Turkey’s stance regarding the fate of the two Greek soldiers who were arrested last week after straying into Turkey and a war of words that erupted with President Prokopis Pavlopoulos is seen in Greece as indicative of Ankara’s intention to raise the stakes with Athens.
The deterioration of Greek-Turkish relations also appears to have raised concerns in Washington, with Assistant Secretary of State for European and Eurasian Affairs Wes Mitchell scheduled to visit Athens and Nicosia next week, but not Ankara.
Moreover, the chief of the Hellenic National Defense General Staff (GEETHA), Admiral Evangelos Apostolakis, received US Ambassador Geoffrey Pyatt in his Athens office on Wednesday but details of their discussion were not disclosed.

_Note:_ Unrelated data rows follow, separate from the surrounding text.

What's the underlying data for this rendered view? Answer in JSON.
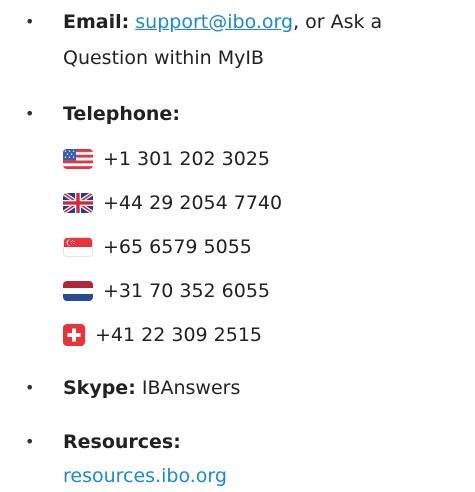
{
  "contact": {
    "email": {
      "label": "Email:",
      "address": "support@ibo.org",
      "suffix": ", or Ask a",
      "continuation": "Question within MyIB"
    },
    "telephone": {
      "label": "Telephone:",
      "numbers": [
        {
          "flag": "us-flag-icon",
          "number": "+1 301 202 3025"
        },
        {
          "flag": "uk-flag-icon",
          "number": "+44 29 2054 7740"
        },
        {
          "flag": "singapore-flag-icon",
          "number": "+65 6579 5055"
        },
        {
          "flag": "netherlands-flag-icon",
          "number": "+31 70 352 6055"
        },
        {
          "flag": "switzerland-flag-icon",
          "number": "+41 22 309 2515"
        }
      ]
    },
    "skype": {
      "label": "Skype:",
      "value": "IBAnswers"
    },
    "resources": {
      "label": "Resources:",
      "link": "resources.ibo.org"
    }
  },
  "colors": {
    "link": "#1a8ad1",
    "text": "#222222"
  }
}
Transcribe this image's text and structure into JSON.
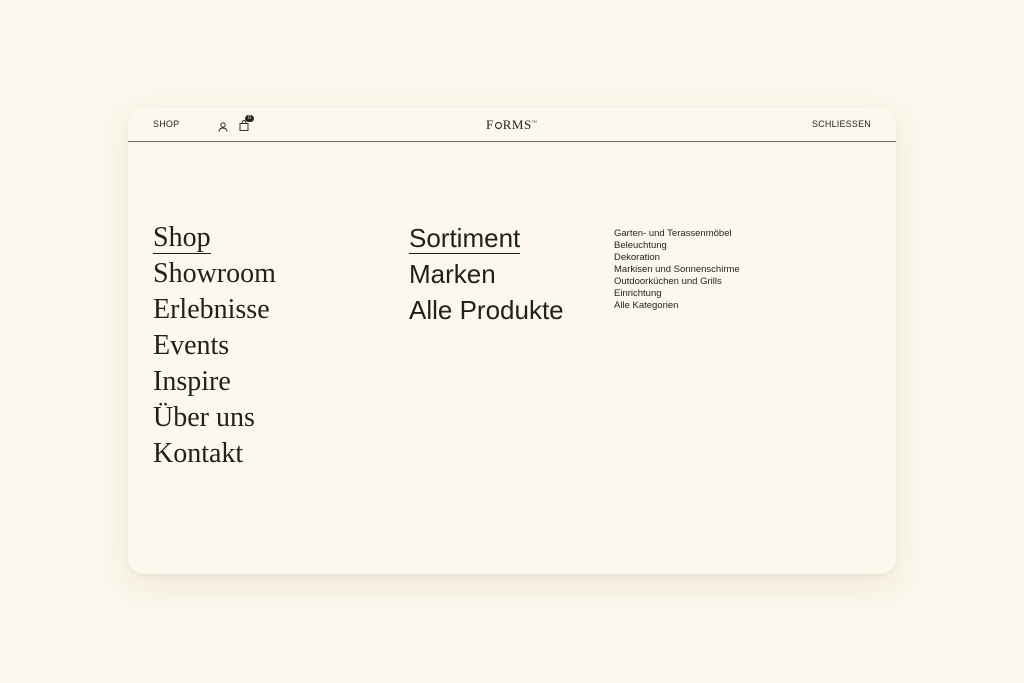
{
  "header": {
    "shop_label": "SHOP",
    "cart_count": "0",
    "logo_letters": [
      "F",
      "RMS"
    ],
    "logo_mark": "™",
    "close_label": "SCHLIESSEN",
    "icons": [
      "user-icon",
      "shopping-bag-icon"
    ]
  },
  "main_nav": [
    {
      "label": "Shop",
      "active": true
    },
    {
      "label": "Showroom",
      "active": false
    },
    {
      "label": "Erlebnisse",
      "active": false
    },
    {
      "label": "Events",
      "active": false
    },
    {
      "label": "Inspire",
      "active": false
    },
    {
      "label": "Über uns",
      "active": false
    },
    {
      "label": "Kontakt",
      "active": false
    }
  ],
  "shop_nav": [
    {
      "label": "Sortiment",
      "active": true
    },
    {
      "label": "Marken",
      "active": false
    },
    {
      "label": "Alle Produkte",
      "active": false
    }
  ],
  "sortiment_nav": [
    {
      "label": "Garten- und Terassenmöbel"
    },
    {
      "label": "Beleuchtung"
    },
    {
      "label": "Dekoration"
    },
    {
      "label": "Markisen und Sonnenschirme"
    },
    {
      "label": "Outdoorküchen und Grills"
    },
    {
      "label": "Einrichtung"
    },
    {
      "label": "Alle Kategorien"
    }
  ],
  "colors": {
    "page_background": "#fcf7ec",
    "panel_background": "#fdf8ed",
    "text": "#231f1a",
    "divider": "#6b6258"
  }
}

Speaking to reporters on Wednesday, Turkish Prime Minister Binali Yildirim gave no sign that Ankara is seeking a swift resolution to the matter regarding the two servicemen, limiting himself to saying that the Turkish justice system will “do what it must.”

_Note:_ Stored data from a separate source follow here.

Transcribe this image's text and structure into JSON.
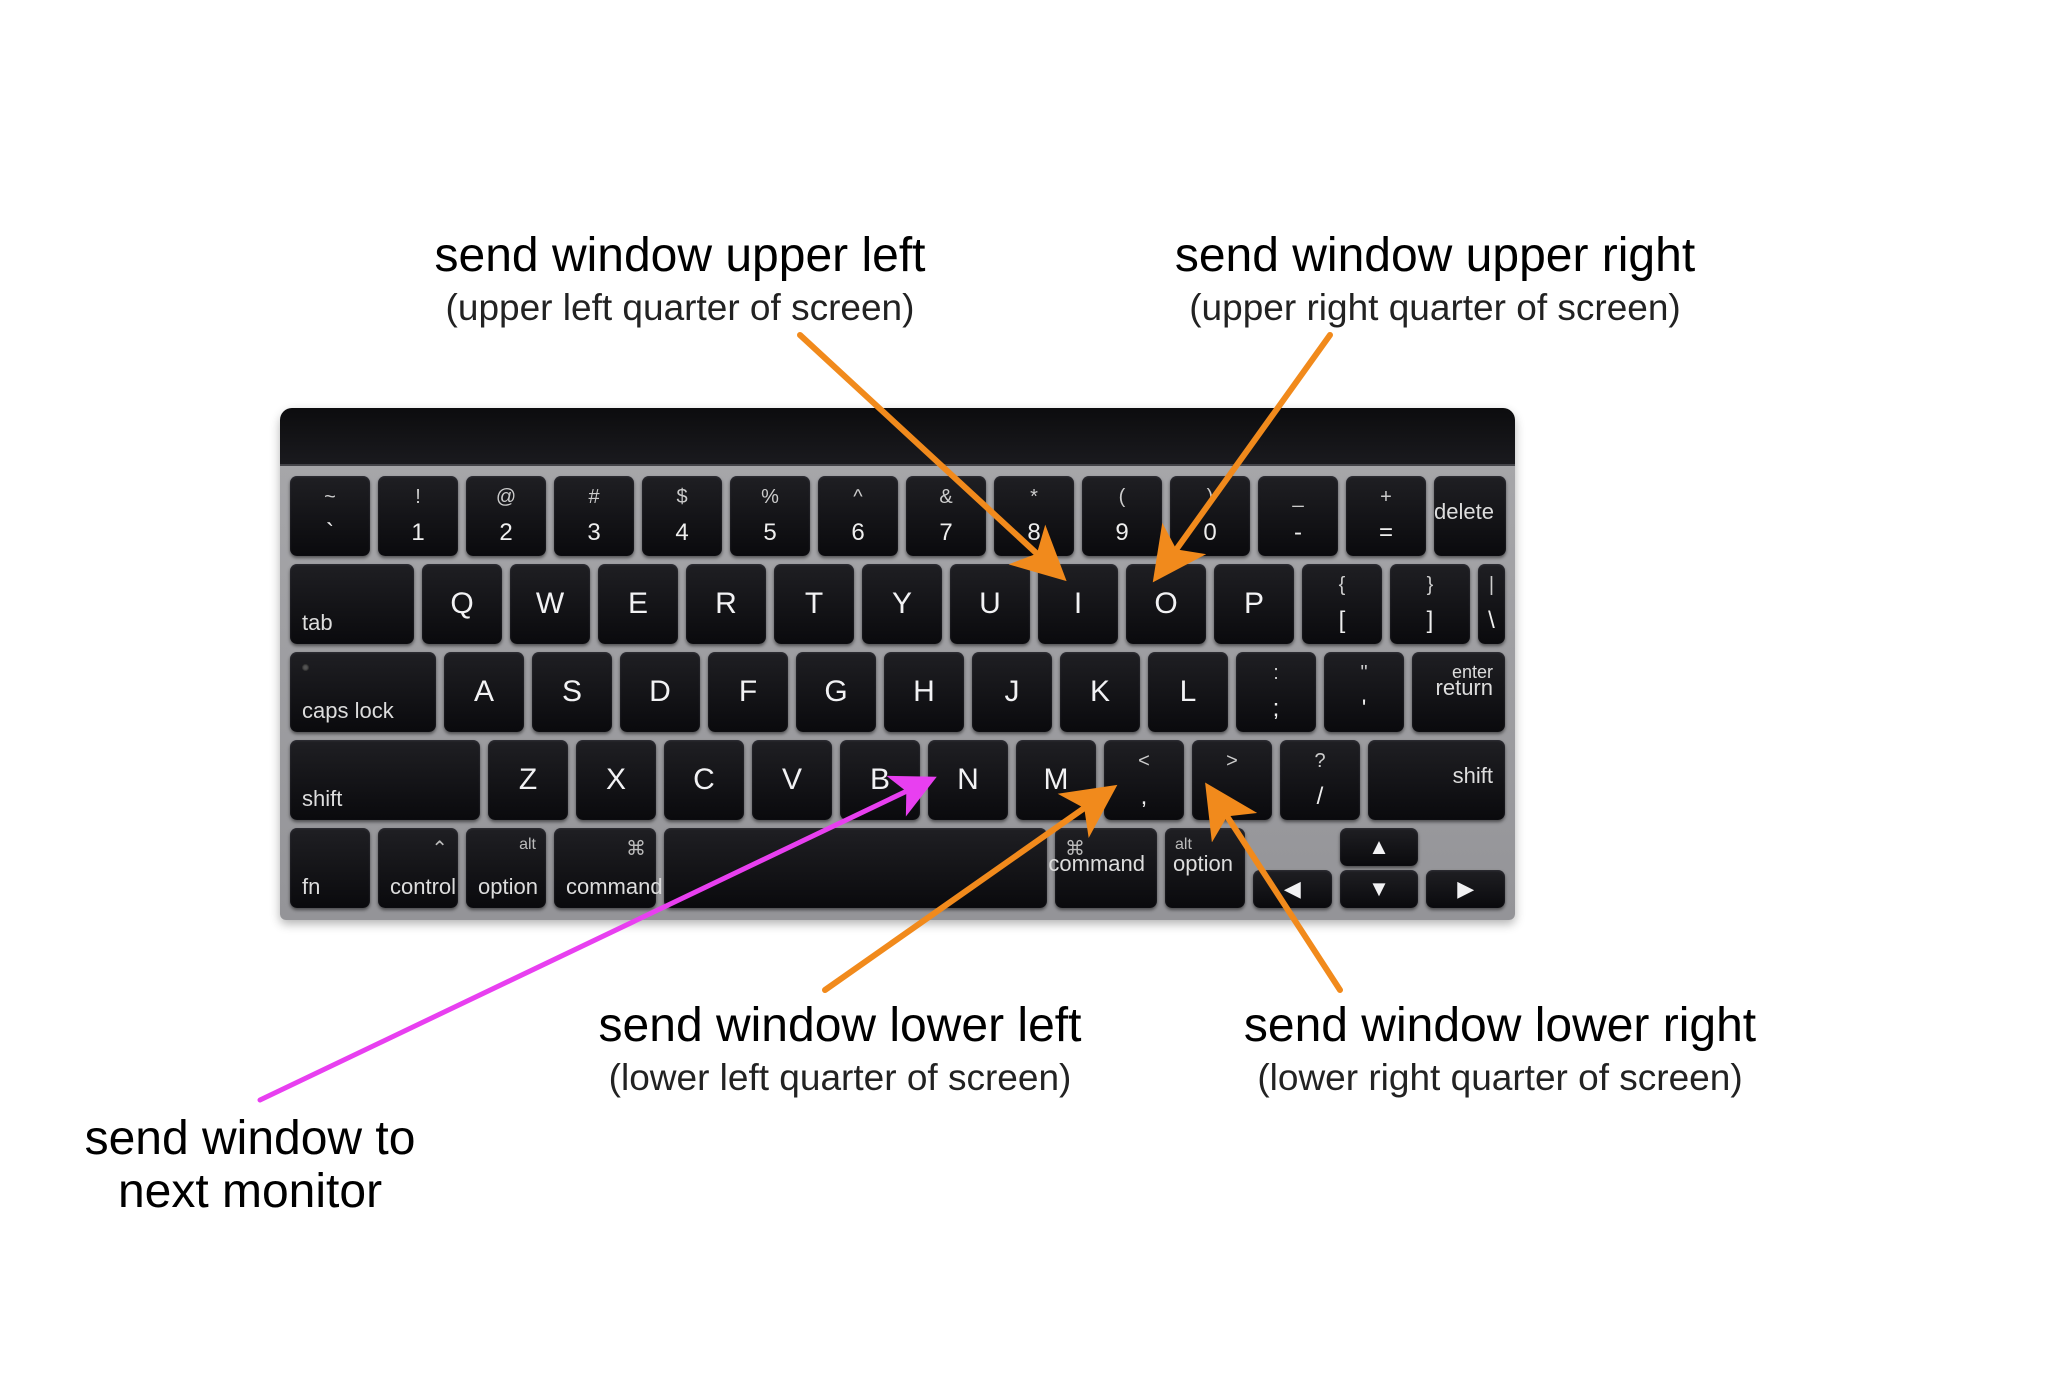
{
  "annotations": {
    "upper_left": {
      "title": "send window upper left",
      "sub": "(upper left quarter of screen)"
    },
    "upper_right": {
      "title": "send window upper right",
      "sub": "(upper right quarter of screen)"
    },
    "lower_left": {
      "title": "send window lower left",
      "sub": "(lower left quarter of screen)"
    },
    "lower_right": {
      "title": "send window lower right",
      "sub": "(lower right quarter of screen)"
    },
    "next_monitor": {
      "title": "send window to\nnext monitor"
    }
  },
  "keyboard": {
    "row1": [
      {
        "top": "~",
        "bot": "`"
      },
      {
        "top": "!",
        "bot": "1"
      },
      {
        "top": "@",
        "bot": "2"
      },
      {
        "top": "#",
        "bot": "3"
      },
      {
        "top": "$",
        "bot": "4"
      },
      {
        "top": "%",
        "bot": "5"
      },
      {
        "top": "^",
        "bot": "6"
      },
      {
        "top": "&",
        "bot": "7"
      },
      {
        "top": "*",
        "bot": "8"
      },
      {
        "top": "(",
        "bot": "9"
      },
      {
        "top": ")",
        "bot": "0"
      },
      {
        "top": "_",
        "bot": "-"
      },
      {
        "top": "+",
        "bot": "="
      }
    ],
    "delete_label": "delete",
    "tab_label": "tab",
    "row2_letters": [
      "Q",
      "W",
      "E",
      "R",
      "T",
      "Y",
      "U",
      "I",
      "O",
      "P"
    ],
    "row2_tail": [
      {
        "top": "{",
        "bot": "["
      },
      {
        "top": "}",
        "bot": "]"
      },
      {
        "top": "|",
        "bot": "\\"
      }
    ],
    "caps_label": "caps lock",
    "row3_letters": [
      "A",
      "S",
      "D",
      "F",
      "G",
      "H",
      "J",
      "K",
      "L"
    ],
    "row3_tail": [
      {
        "top": ":",
        "bot": ";"
      },
      {
        "top": "\"",
        "bot": "'"
      }
    ],
    "enter_top": "enter",
    "enter_bot": "return",
    "shift_label": "shift",
    "row4_letters": [
      "Z",
      "X",
      "C",
      "V",
      "B",
      "N",
      "M"
    ],
    "row4_tail": [
      {
        "top": "<",
        "bot": ","
      },
      {
        "top": ">",
        "bot": "."
      },
      {
        "top": "?",
        "bot": "/"
      }
    ],
    "fn_label": "fn",
    "control_label": "control",
    "control_icon": "⌃",
    "option_label": "option",
    "option_alt": "alt",
    "command_label": "command",
    "command_icon": "⌘",
    "arrows": {
      "up": "▲",
      "left": "◀",
      "down": "▼",
      "right": "▶"
    }
  },
  "colors": {
    "orange": "#f18a1c",
    "magenta": "#e83ff0"
  }
}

A Turkish court on Monday refused a request for the release of the two men who are charged with entering a prohibited military zone. Yildirim also expressed dismay that Greece has asked for the mediation of the EU.
“It has become a habit [for Greece] to take any issue it has with Turkey to the EU to ask for its support,” he said. “Our relationship with the EU will neither advance nor deteriorate because of such actions,” he added.

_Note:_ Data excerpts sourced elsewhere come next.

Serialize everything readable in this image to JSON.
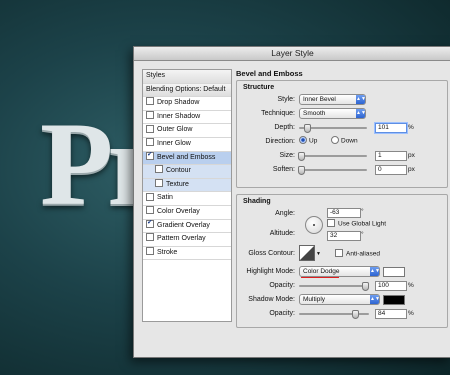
{
  "background_text": "Pr",
  "dialog": {
    "title": "Layer Style"
  },
  "sidebar": {
    "header": "Styles",
    "blending": "Blending Options: Default",
    "items": [
      {
        "label": "Drop Shadow",
        "checked": false
      },
      {
        "label": "Inner Shadow",
        "checked": false
      },
      {
        "label": "Outer Glow",
        "checked": false
      },
      {
        "label": "Inner Glow",
        "checked": false
      },
      {
        "label": "Bevel and Emboss",
        "checked": true
      },
      {
        "label": "Contour",
        "checked": false
      },
      {
        "label": "Texture",
        "checked": false
      },
      {
        "label": "Satin",
        "checked": false
      },
      {
        "label": "Color Overlay",
        "checked": false
      },
      {
        "label": "Gradient Overlay",
        "checked": true
      },
      {
        "label": "Pattern Overlay",
        "checked": false
      },
      {
        "label": "Stroke",
        "checked": false
      }
    ]
  },
  "bevel": {
    "title": "Bevel and Emboss",
    "structure": {
      "title": "Structure",
      "style_label": "Style:",
      "style_value": "Inner Bevel",
      "technique_label": "Technique:",
      "technique_value": "Smooth",
      "depth_label": "Depth:",
      "depth_value": "101",
      "depth_unit": "%",
      "direction_label": "Direction:",
      "dir_up": "Up",
      "dir_down": "Down",
      "size_label": "Size:",
      "size_value": "1",
      "size_unit": "px",
      "soften_label": "Soften:",
      "soften_value": "0",
      "soften_unit": "px"
    },
    "shading": {
      "title": "Shading",
      "angle_label": "Angle:",
      "angle_value": "-63",
      "angle_unit": "°",
      "global_light_label": "Use Global Light",
      "altitude_label": "Altitude:",
      "altitude_value": "32",
      "altitude_unit": "°",
      "gloss_label": "Gloss Contour:",
      "anti_aliased_label": "Anti-aliased",
      "highlight_label": "Highlight Mode:",
      "highlight_value": "Color Dodge",
      "highlight_color": "#ffffff",
      "opacity1_label": "Opacity:",
      "opacity1_value": "100",
      "opacity1_unit": "%",
      "shadow_label": "Shadow Mode:",
      "shadow_value": "Multiply",
      "shadow_color": "#000000",
      "opacity2_label": "Opacity:",
      "opacity2_value": "84",
      "opacity2_unit": "%"
    }
  },
  "sliders": {
    "depth": 0.1,
    "size": 0.0,
    "soften": 0.0,
    "opacity1": 1.0,
    "opacity2": 0.84
  }
}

He also reiterated calls for the arrest of two people seen burning a Turkish flag at a rally on Monday organized by far-right party Golden Dawn in protest at the detention of the two Greek soldiers.
Earlier Wednesday, Turkish Foreign Ministry spokesperson Hami Aksoy derided comments made on Monday by the Greek president that “Greece may not have the territory that we would be entitled to historically.”
Aksoy called on Pavlopoulos to respect international law and to refrain from “rhetoric not befitting his position.” Pavlopoulos retorted that he will do what he can to defend Greece’s borders and territorial integrity.
Greece, he said, desires friendship and good-neighborly relations with Turkey but the relationship must be built upon respect for international law and treaties.
Yidirim also renewed warnings to Cyprus not to proceed unilaterally with hydrocarbon drilling in the island’s exclusive economic zone. “Provocative activities will be met with the appropriate response,” he said, amid reports that an ExxonMobil vessel was heading to the Eastern Mediterranean, coinciding with exercises in the area involving the US Navy.